Marcus wasn't always like this. Once, he was the man who'd quote Rilke while cooking you risotto, who'd debate the ethics of AI until dawn. Now he works twelve-hour shifts installing fiber optic cables for a telecom giant, coming home hollowed out, eyes fixed on nothing you can see. The cables he strings through the city—miles of invisible tethering—seem to have replaced his own neural pathways.
"It's just stress," he says, when you ask if he remembers the concert you missed last month. "We needed the money for the house."
The house. The white picket fence you'd once mocked together, now your shared investment in a future that feels increasingly hypothetical. You've started leaving him notes on the refrigerator: "I love you," "Remember Egypt?" You are your own sphinx, posing riddles to a creature who no longer speaks in complete sentences, hoping something in him will solve the mystery of how to reach through the numbness.
Tonight, you follow him into the kitchen. He's standing before the open refrigerator, its light casting him in pale blue ghosthood. He turns to you, and for a moment, something flickers behind his eyes—recognition, perhaps. Or just the refrigerator's reflection.

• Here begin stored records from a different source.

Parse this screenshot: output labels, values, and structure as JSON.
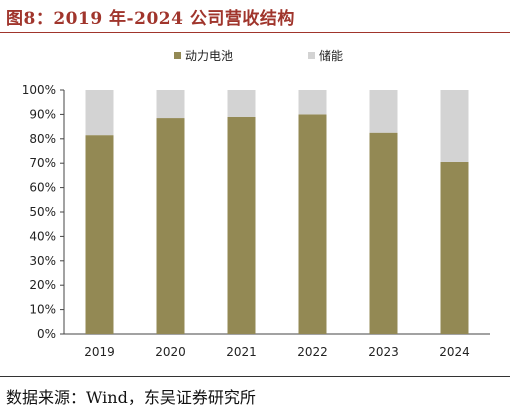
{
  "title": "图8：2019 年-2024 公司营收结构",
  "source": "数据来源：Wind，东吴证券研究所",
  "colors": {
    "power": "#938954",
    "storage": "#d3d3d3",
    "title": "#a0352c"
  },
  "chart_data": {
    "type": "bar",
    "stacked": true,
    "categories": [
      "2019",
      "2020",
      "2021",
      "2022",
      "2023",
      "2024"
    ],
    "series": [
      {
        "name": "动力电池",
        "values": [
          81.5,
          88.5,
          89,
          90,
          82.5,
          70.5
        ]
      },
      {
        "name": "储能",
        "values": [
          18.5,
          11.5,
          11,
          10,
          17.5,
          29.5
        ]
      }
    ],
    "ylim": [
      0,
      100
    ],
    "yticks": [
      "0%",
      "10%",
      "20%",
      "30%",
      "40%",
      "50%",
      "60%",
      "70%",
      "80%",
      "90%",
      "100%"
    ],
    "grid": false,
    "legend": "top-center"
  }
}
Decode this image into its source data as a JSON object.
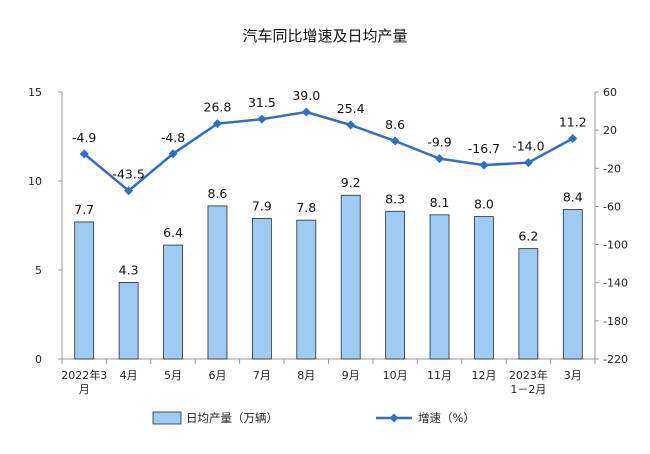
{
  "chart_data": {
    "type": "bar+line",
    "title": "汽车同比增速及日均产量",
    "categories": [
      [
        "2022年3",
        "月"
      ],
      [
        "4月"
      ],
      [
        "5月"
      ],
      [
        "6月"
      ],
      [
        "7月"
      ],
      [
        "8月"
      ],
      [
        "9月"
      ],
      [
        "10月"
      ],
      [
        "11月"
      ],
      [
        "12月"
      ],
      [
        "2023年",
        "1－2月"
      ],
      [
        "3月"
      ]
    ],
    "series": [
      {
        "name": "日均产量（万辆）",
        "type": "bar",
        "axis": "left",
        "values": [
          7.7,
          4.3,
          6.4,
          8.6,
          7.9,
          7.8,
          9.2,
          8.3,
          8.1,
          8.0,
          6.2,
          8.4
        ],
        "labels": [
          "7.7",
          "4.3",
          "6.4",
          "8.6",
          "7.9",
          "7.8",
          "9.2",
          "8.3",
          "8.1",
          "8.0",
          "6.2",
          "8.4"
        ],
        "color": "#9fcbf2"
      },
      {
        "name": "增速（%）",
        "type": "line",
        "axis": "right",
        "values": [
          -4.9,
          -43.5,
          -4.8,
          26.8,
          31.5,
          39.0,
          25.4,
          8.6,
          -9.9,
          -16.7,
          -14.0,
          11.2
        ],
        "labels": [
          "-4.9",
          "-43.5",
          "-4.8",
          "26.8",
          "31.5",
          "39.0",
          "25.4",
          "8.6",
          "-9.9",
          "-16.7",
          "-14.0",
          "11.2"
        ],
        "color": "#2f6fc4"
      }
    ],
    "y_left": {
      "min": 0,
      "max": 15,
      "ticks": [
        0,
        5,
        10,
        15
      ],
      "tick_labels": [
        "0",
        "5",
        "10",
        "15"
      ]
    },
    "y_right": {
      "min": -220,
      "max": 60,
      "ticks": [
        60,
        20,
        -20,
        -60,
        -100,
        -140,
        -180,
        -220
      ],
      "tick_labels": [
        "60",
        "20",
        "-20",
        "-60",
        "-100",
        "-140",
        "-180",
        "-220"
      ]
    },
    "grid": false,
    "legend_position": "bottom"
  }
}
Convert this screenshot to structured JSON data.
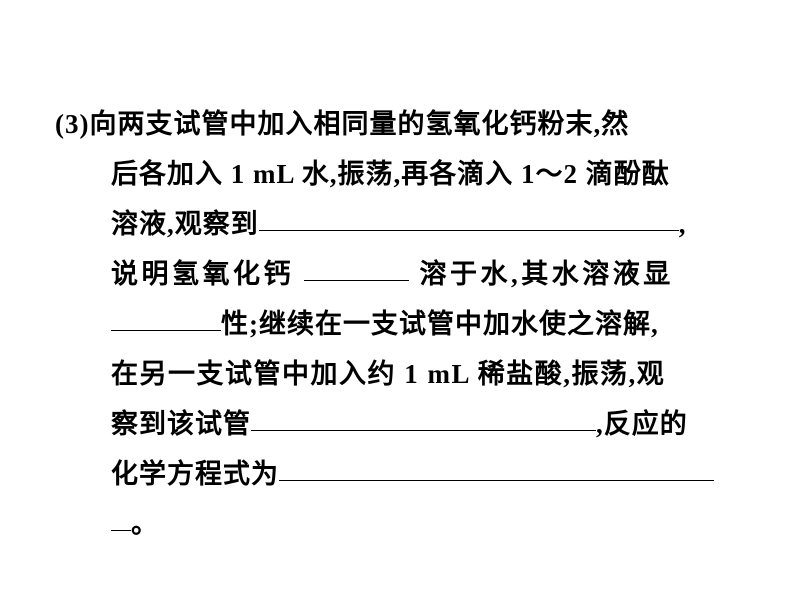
{
  "question": {
    "number": "(3)",
    "line1_text": "向两支试管中加入相同量的氢氧化钙粉末,然",
    "line2_text": "后各加入 1 mL 水,振荡,再各滴入 1～2 滴酚酞",
    "line3_prefix": "溶液,观察到",
    "line3_suffix": ",",
    "line4_part1": "说明氢氧化钙",
    "line4_part2": "溶于水,其水溶液显",
    "line5_part1": "",
    "line5_part2": "性;继续在一支试管中加水使之溶解,",
    "line6_text": "在另一支试管中加入约 1 mL 稀盐酸,振荡,观",
    "line7_prefix": "察到该试管",
    "line7_suffix": ",反应的",
    "line8_prefix": "化学方程式为",
    "line9_suffix": "。"
  },
  "style": {
    "font_size": 27,
    "line_height": 1.85,
    "text_color": "#000000",
    "background_color": "#ffffff",
    "blank_border_color": "#000000",
    "letter_spacing": 1
  }
}
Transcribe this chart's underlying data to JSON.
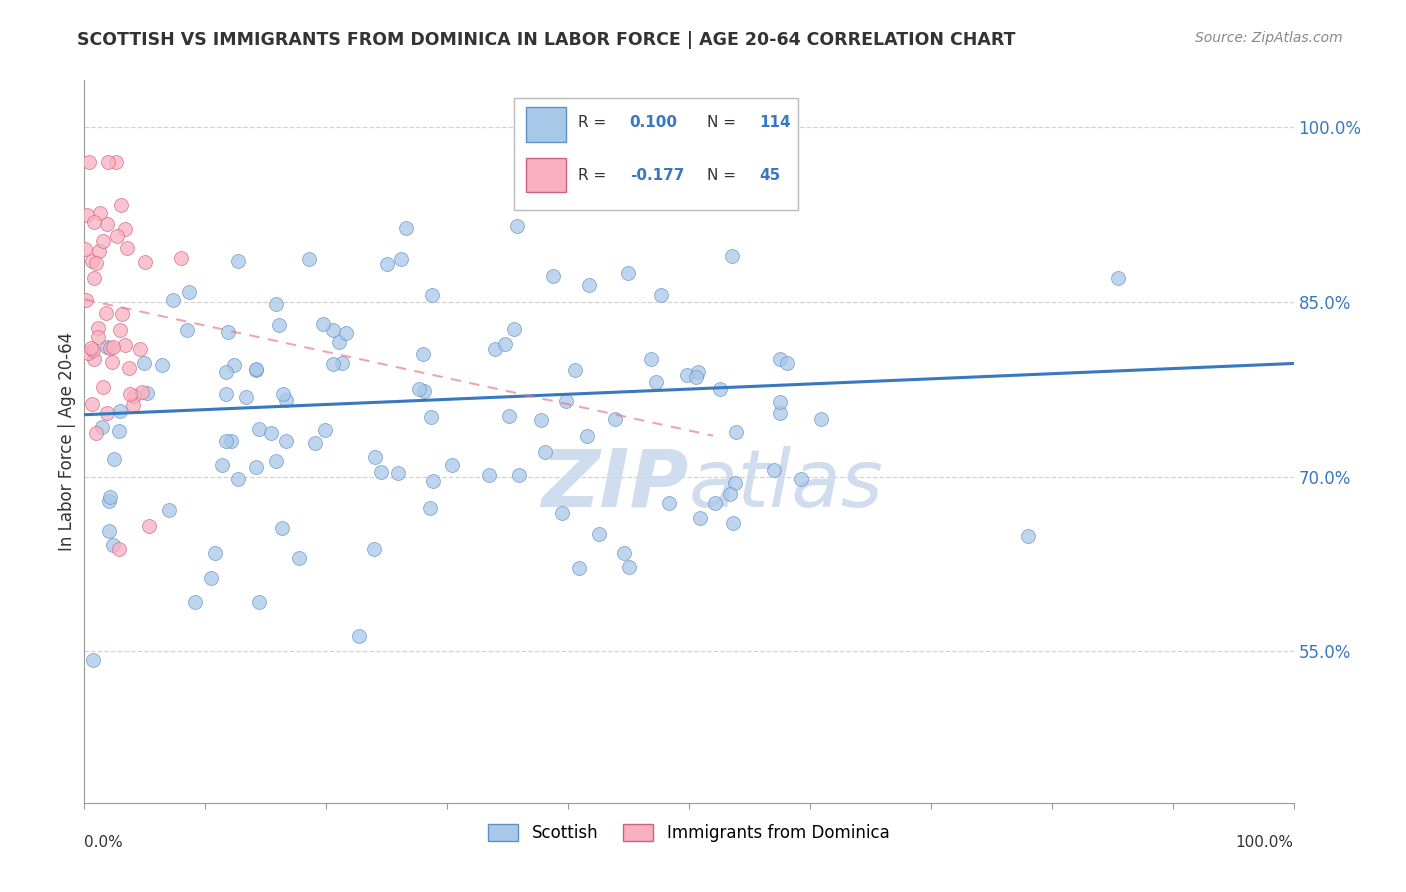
{
  "title": "SCOTTISH VS IMMIGRANTS FROM DOMINICA IN LABOR FORCE | AGE 20-64 CORRELATION CHART",
  "source": "Source: ZipAtlas.com",
  "ylabel": "In Labor Force | Age 20-64",
  "xlim": [
    0.0,
    1.0
  ],
  "ylim": [
    0.42,
    1.04
  ],
  "ytick_positions": [
    0.55,
    0.7,
    0.85,
    1.0
  ],
  "ytick_labels": [
    "55.0%",
    "70.0%",
    "85.0%",
    "100.0%"
  ],
  "scatter_blue_color": "#a8c8e8",
  "scatter_blue_edge": "#6090c8",
  "scatter_pink_color": "#f8b0c0",
  "scatter_pink_edge": "#d06080",
  "line_blue_color": "#3878c0",
  "line_pink_color": "#e07888",
  "grid_color": "#c8c8c8",
  "watermark_color": "#c8d8ec",
  "background_color": "#ffffff",
  "R_blue": 0.1,
  "N_blue": 114,
  "R_pink": -0.177,
  "N_pink": 45,
  "blue_line_x0": 0.0,
  "blue_line_y0": 0.753,
  "blue_line_x1": 1.0,
  "blue_line_y1": 0.797,
  "pink_line_x0": 0.0,
  "pink_line_y0": 0.852,
  "pink_line_x1": 0.52,
  "pink_line_y1": 0.735
}
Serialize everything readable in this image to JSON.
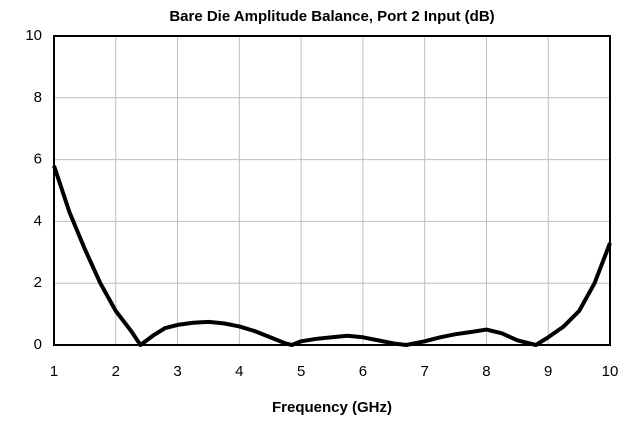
{
  "chart_data": {
    "type": "line",
    "title": "Bare Die Amplitude Balance, Port 2 Input (dB)",
    "x_label": "Frequency (GHz)",
    "x": [
      1,
      1.25,
      1.5,
      1.75,
      2,
      2.25,
      2.4,
      2.6,
      2.8,
      3,
      3.25,
      3.5,
      3.75,
      4,
      4.25,
      4.5,
      4.75,
      4.85,
      5,
      5.25,
      5.5,
      5.75,
      6,
      6.25,
      6.5,
      6.7,
      7,
      7.25,
      7.5,
      7.75,
      8,
      8.25,
      8.5,
      8.8,
      9,
      9.25,
      9.5,
      9.75,
      10
    ],
    "series": [
      {
        "name": null,
        "color": "#000000",
        "values": [
          5.8,
          4.3,
          3.1,
          2.0,
          1.1,
          0.45,
          0.0,
          0.3,
          0.55,
          0.65,
          0.72,
          0.75,
          0.7,
          0.6,
          0.45,
          0.25,
          0.05,
          0.0,
          0.12,
          0.2,
          0.25,
          0.3,
          0.25,
          0.15,
          0.05,
          0.0,
          0.12,
          0.25,
          0.35,
          0.42,
          0.5,
          0.38,
          0.15,
          0.0,
          0.25,
          0.6,
          1.1,
          2.0,
          3.3
        ]
      }
    ],
    "xlim": [
      1,
      10
    ],
    "xticks": [
      1,
      2,
      3,
      4,
      5,
      6,
      7,
      8,
      9,
      10
    ],
    "ylim": [
      0,
      10
    ],
    "yticks": [
      0,
      2,
      4,
      6,
      8,
      10
    ],
    "grid": true
  }
}
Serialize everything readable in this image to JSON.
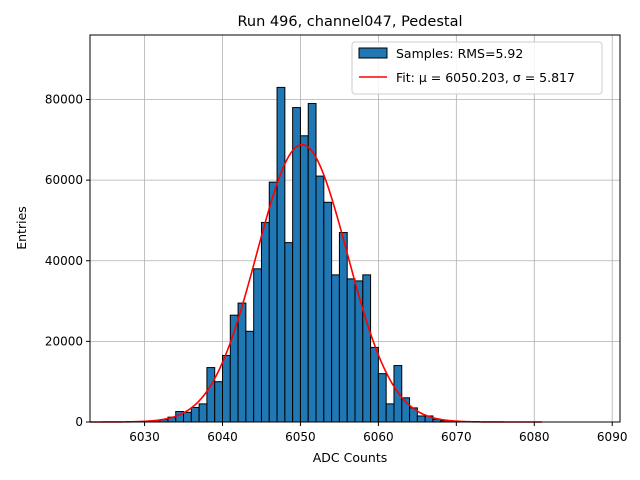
{
  "chart_data": {
    "type": "bar",
    "title": "Run 496, channel047, Pedestal",
    "xlabel": "ADC Counts",
    "ylabel": "Entries",
    "xlim": [
      6023,
      6091
    ],
    "ylim": [
      0,
      96000
    ],
    "xticks": [
      6030,
      6040,
      6050,
      6060,
      6070,
      6080,
      6090
    ],
    "yticks": [
      0,
      20000,
      40000,
      60000,
      80000
    ],
    "grid": true,
    "legend_position": "top-right",
    "hist_color": "#1f77b4",
    "fit_color": "#ff0000",
    "histogram": {
      "name": "Samples: RMS=5.92",
      "bin_width": 1,
      "bin_starts": [
        6030,
        6031,
        6032,
        6033,
        6034,
        6035,
        6036,
        6037,
        6038,
        6039,
        6040,
        6041,
        6042,
        6043,
        6044,
        6045,
        6046,
        6047,
        6048,
        6049,
        6050,
        6051,
        6052,
        6053,
        6054,
        6055,
        6056,
        6057,
        6058,
        6059,
        6060,
        6061,
        6062,
        6063,
        6064,
        6065,
        6066,
        6067,
        6068,
        6069
      ],
      "values": [
        100,
        300,
        600,
        1200,
        2600,
        2400,
        3600,
        4500,
        13500,
        10000,
        16500,
        26500,
        29500,
        22500,
        38000,
        49500,
        59500,
        83000,
        44500,
        78000,
        71000,
        79000,
        61000,
        54500,
        36500,
        47000,
        35500,
        35000,
        36500,
        18500,
        12000,
        4500,
        14000,
        6000,
        3500,
        1500,
        1500,
        700,
        300,
        100
      ]
    },
    "fit": {
      "name": "Fit: μ = 6050.203, σ = 5.817",
      "mu": 6050.203,
      "sigma": 5.817,
      "amplitude": 68800,
      "x_range": [
        6023,
        6081
      ]
    }
  }
}
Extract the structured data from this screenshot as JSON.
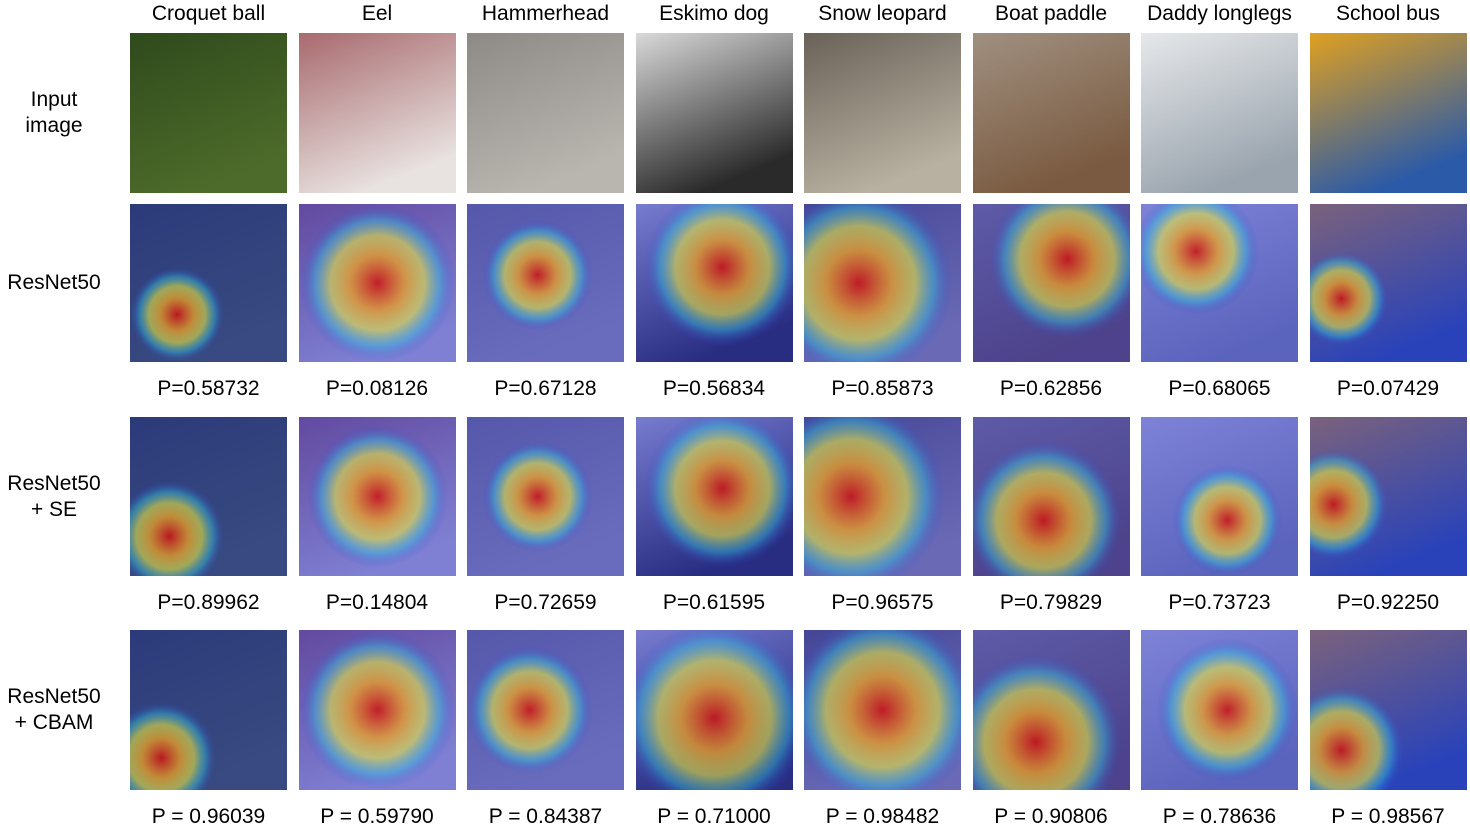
{
  "columns": [
    "Croquet ball",
    "Eel",
    "Hammerhead",
    "Eskimo dog",
    "Snow leopard",
    "Boat paddle",
    "Daddy longlegs",
    "School bus"
  ],
  "rows": [
    {
      "label": [
        "Input",
        "image"
      ]
    },
    {
      "label": [
        "ResNet50"
      ],
      "probs": [
        "P=0.58732",
        "P=0.08126",
        "P=0.67128",
        "P=0.56834",
        "P=0.85873",
        "P=0.62856",
        "P=0.68065",
        "P=0.07429"
      ]
    },
    {
      "label": [
        "ResNet50",
        "+ SE"
      ],
      "probs": [
        "P=0.89962",
        "P=0.14804",
        "P=0.72659",
        "P=0.61595",
        "P=0.96575",
        "P=0.79829",
        "P=0.73723",
        "P=0.92250"
      ]
    },
    {
      "label": [
        "ResNet50",
        "+ CBAM"
      ],
      "probs": [
        "P = 0.96039",
        "P = 0.59790",
        "P = 0.84387",
        "P = 0.71000",
        "P = 0.98482",
        "P = 0.90806",
        "P = 0.78636",
        "P = 0.98567"
      ]
    }
  ]
}
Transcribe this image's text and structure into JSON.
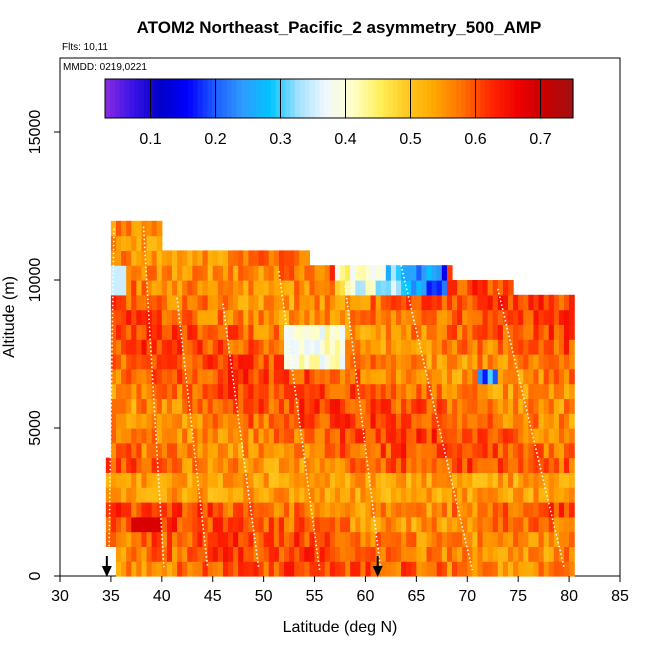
{
  "chart_data": {
    "type": "heatmap",
    "title": "ATOM2 Northeast_Pacific_2 asymmetry_500_AMP",
    "flights_label": "Flts: 10,11",
    "dates_label": "MMDD: 0219,0221",
    "xlabel": "Latitude (deg N)",
    "ylabel": "Altitude (m)",
    "xlim": [
      30,
      85
    ],
    "ylim": [
      0,
      17500
    ],
    "xticks": [
      "30",
      "35",
      "40",
      "45",
      "50",
      "55",
      "60",
      "65",
      "70",
      "75",
      "80",
      "85"
    ],
    "yticks": [
      "0",
      "5000",
      "10000",
      "15000"
    ],
    "colorbar": {
      "range": [
        0.03,
        0.75
      ],
      "ticks": [
        "0.1",
        "0.2",
        "0.3",
        "0.4",
        "0.5",
        "0.6",
        "0.7"
      ],
      "colors": [
        "#8a2be2",
        "#3b13e6",
        "#0000c8",
        "#0000ff",
        "#1e5cff",
        "#2f9bff",
        "#00c4ff",
        "#9fe0ff",
        "#f0f8ff",
        "#ffffc8",
        "#ffef5a",
        "#ffc81e",
        "#ffa500",
        "#ff6e00",
        "#ff2800",
        "#ee0000",
        "#c80000",
        "#a01010"
      ]
    },
    "markers": [
      {
        "lat": 34.6,
        "label": "arrow"
      },
      {
        "lat": 61.2,
        "label": "arrow"
      }
    ],
    "profiles": [
      {
        "lat_start": 34.8,
        "lat_end": 35.3,
        "alt_start": 600,
        "alt_end": 11800
      },
      {
        "lat_start": 38.2,
        "lat_end": 40.2,
        "alt_start": 11800,
        "alt_end": 300
      },
      {
        "lat_start": 41.5,
        "lat_end": 44.5,
        "alt_start": 9400,
        "alt_end": 300
      },
      {
        "lat_start": 46.0,
        "lat_end": 49.5,
        "alt_start": 9200,
        "alt_end": 300
      },
      {
        "lat_start": 51.5,
        "lat_end": 55.5,
        "alt_start": 10300,
        "alt_end": 200
      },
      {
        "lat_start": 58.0,
        "lat_end": 61.5,
        "alt_start": 9800,
        "alt_end": 200
      },
      {
        "lat_start": 63.5,
        "lat_end": 70.5,
        "alt_start": 10500,
        "alt_end": 200
      },
      {
        "lat_start": 73.0,
        "lat_end": 79.5,
        "alt_start": 9700,
        "alt_end": 300
      }
    ]
  }
}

"I had a dream," he says, the first full sentence he's offered in weeks. "We were in Cairo, and you asked me something important. But I can't remember what."
Your throat tightens. "I asked if you were still in there."
He closes the refrigerator, plunging you both into darkness. "I don't know," he whispers. "But I'm trying to find my way back."
In that honest admission, more tender than any empty reassurance, you feel the cable between you—frayed, yes, but not yet severed. The sphinx's riddle has no simple answer, but perhaps the asking itself is what keeps you both from becoming truly unliving.
You reach for his hand in the dark. His fingers are cold, but they close around yours.